Jake and I have talked over and processed more parts of this birth than either of the last two. Part of the reason, I suppose, is we are comparing all three experiences. Each one was so unique, just like the children born! Birth #1 started at night and ended by afternoon—less than 15 hours total. Baby #2's labor began one evening but truly kicked in by the next morning. The next day (middle of the night) and 18 hours later, we finally had a baby! Baby #3’s labor was just 9 hours and only half of that was intense (and 1 ½ hours of that I was half asleep!). As much as I dreaded going through labor again already, it couldn’t have gone better! And now I’m totally fine with doing it again… Although I do need a break to concentrate on my big family!!
Visualizing your ideal birth is something doulas talk about, and we had to draw ours during doula training 3 months ago. It’s very interesting to think how this birth went down just the way I drew it! All the family at home, yummy food on the table, with my birth books all around, me and husband cradling baby alone…
Daddy is completely smitten and says she’s his favorite baby! He loves how she responds positively to his affection, and I love watching them interact. The other two had distinct ways of responding to Jake while in the womb that remained true after birth, and this one had her own way but I wasn’t sure what it meant. Jake was just sure that she got still to hide or because she was afraid of him, but turns out she was just freezing to listen in wonder! That’s what she does now outside.
Meeting grandparents in Washington via skype!
He says she looks like she just hopped off her surf board in Hawaii, with her bleach blonde mop of hair.
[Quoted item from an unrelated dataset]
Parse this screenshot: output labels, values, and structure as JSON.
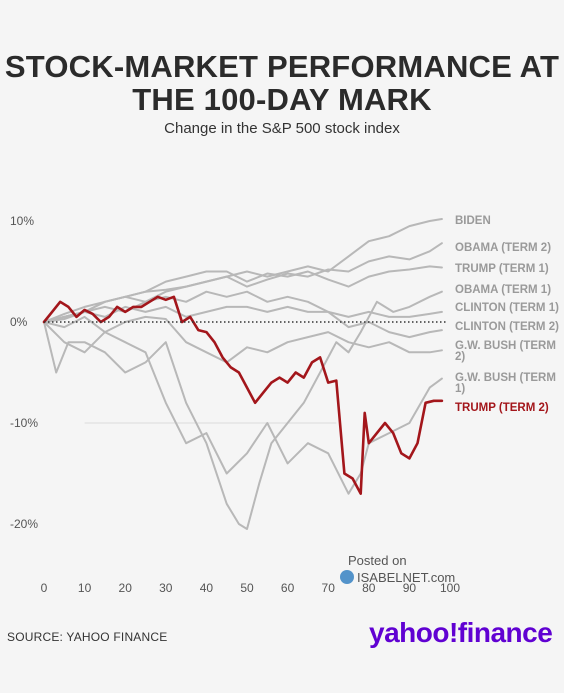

He says the coloring is thanks to me, quantity thanks to him—a joint effort, which I love!
Since he thinks I'm a wee bit crazy for already talking about the "next one", he has made up an acronym with her initials: "Can't Get Better, CGB". :)
Since he thinks I'm a wee bit crazy for already talking about the "next one", he has made up an acronym with her initials: "Can't Get Better, CGB". :)
After two very Beaty babies, Callie most reminds me of my mom. Or me. Especially when she cries, for some reason? Mom says she’ll have to get out my baby pictures.
Joel and Michael ask to hold her and will do so for a long time. They are baby pros by now! As to Lydia, on the other hand—we keep her chunky 27 pounds as far away as possible!!
Sophia often mentions how much she loves her new baby. The first two days she was saying “Sally” instead of “Callie”, and then decided to call her Caledonia, like Daddy (who is eating up having the first unusual name of our bunch, and it’s growing on me, too). It’s the cutest thing to hear her say that big long name!
Our first day together
I’m eating up her newborn tiny-ness, so fleeting with Lydia, even while imagining how much fun it will be when the three sisters can play together at all the different stages.
If you don’t hear from me for a while, you can imagine why!!